The Director of the National Museum, Samuel Sidibe, has a plan to protect the nation’s Islamic and pre-Islamic treasures, should the jihadis head south.

Such a draconian interpretation of Islam has shocked Malians, yet it has been creeping in for several years. The Saudi government has funded the building of mosques in the capital, Bamako. The head of the High Islamic Council, Mohammed Dicko, who is negotiating with the jihadis in the north, studied in Saudi Arabia. Wahhabism is a rising trend.

A new government, announced on Tuesday, has a Religious Affairs Ministry for the first time, the result of lobbying by those in Bamako who favour compromise with the Islamists.

Malians, 98 per cent of whom consider themselves Muslims, and some of whom mix Islam with traditional animist beliefs, fear for the future.
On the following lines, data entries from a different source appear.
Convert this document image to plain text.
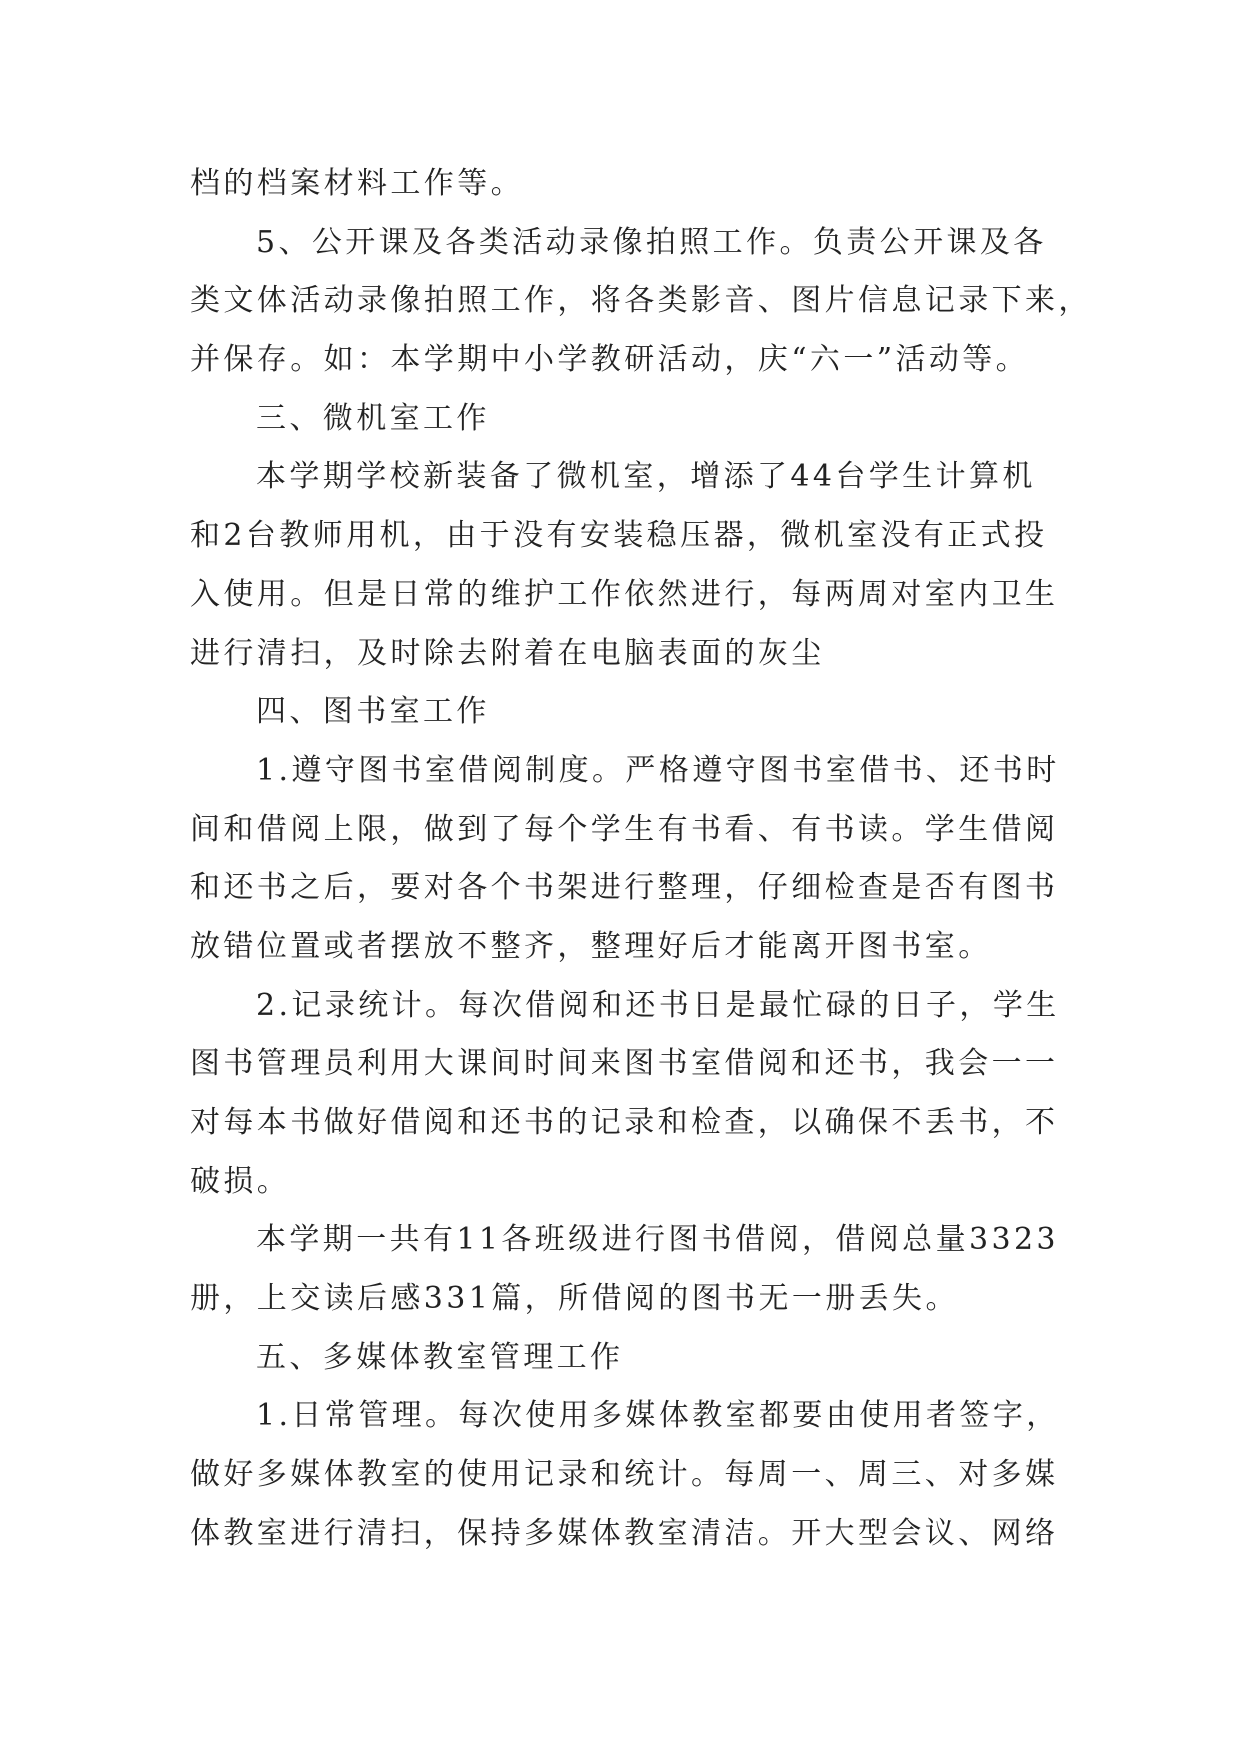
档的档案材料工作等。
5、公开课及各类活动录像拍照工作。负责公开课及各
类文体活动录像拍照工作，将各类影音、图片信息记录下来，
并保存。如：本学期中小学教研活动，庆“六一”活动等。
三、微机室工作
本学期学校新装备了微机室，增添了44台学生计算机
和2台教师用机，由于没有安装稳压器，微机室没有正式投
入使用。但是日常的维护工作依然进行，每两周对室内卫生
进行清扫，及时除去附着在电脑表面的灰尘
四、图书室工作
1.遵守图书室借阅制度。严格遵守图书室借书、还书时
间和借阅上限，做到了每个学生有书看、有书读。学生借阅
和还书之后，要对各个书架进行整理，仔细检查是否有图书
放错位置或者摆放不整齐，整理好后才能离开图书室。
2.记录统计。每次借阅和还书日是最忙碌的日子，学生
图书管理员利用大课间时间来图书室借阅和还书，我会一一
对每本书做好借阅和还书的记录和检查，以确保不丢书，不
破损。
本学期一共有11各班级进行图书借阅，借阅总量3323
册，上交读后感331篇，所借阅的图书无一册丢失。
五、多媒体教室管理工作
1.日常管理。每次使用多媒体教室都要由使用者签字，
做好多媒体教室的使用记录和统计。每周一、周三、对多媒
体教室进行清扫，保持多媒体教室清洁。开大型会议、网络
“We’re scared of the new Islamic wave,” said Dagaba Traore, one Mali’s Hunters. When I met him in his village north of Bamako, he was wearing traditional bark cloth, with fetishes or talismans round his neck, and carrying a Boer War-era flintlock rifle.

“When they see us wearing Hunters’ clothes, they won’t regard us as Muslims. They’ll automatically think we’re infidels who cannot know Allah. But I say our external appearance is different from what we feel inside.”

A group of hip-hop artists in Bamako, who call themselves Les Sofas de La Republique – “warriors of the Republic” – expressed similar fears to me.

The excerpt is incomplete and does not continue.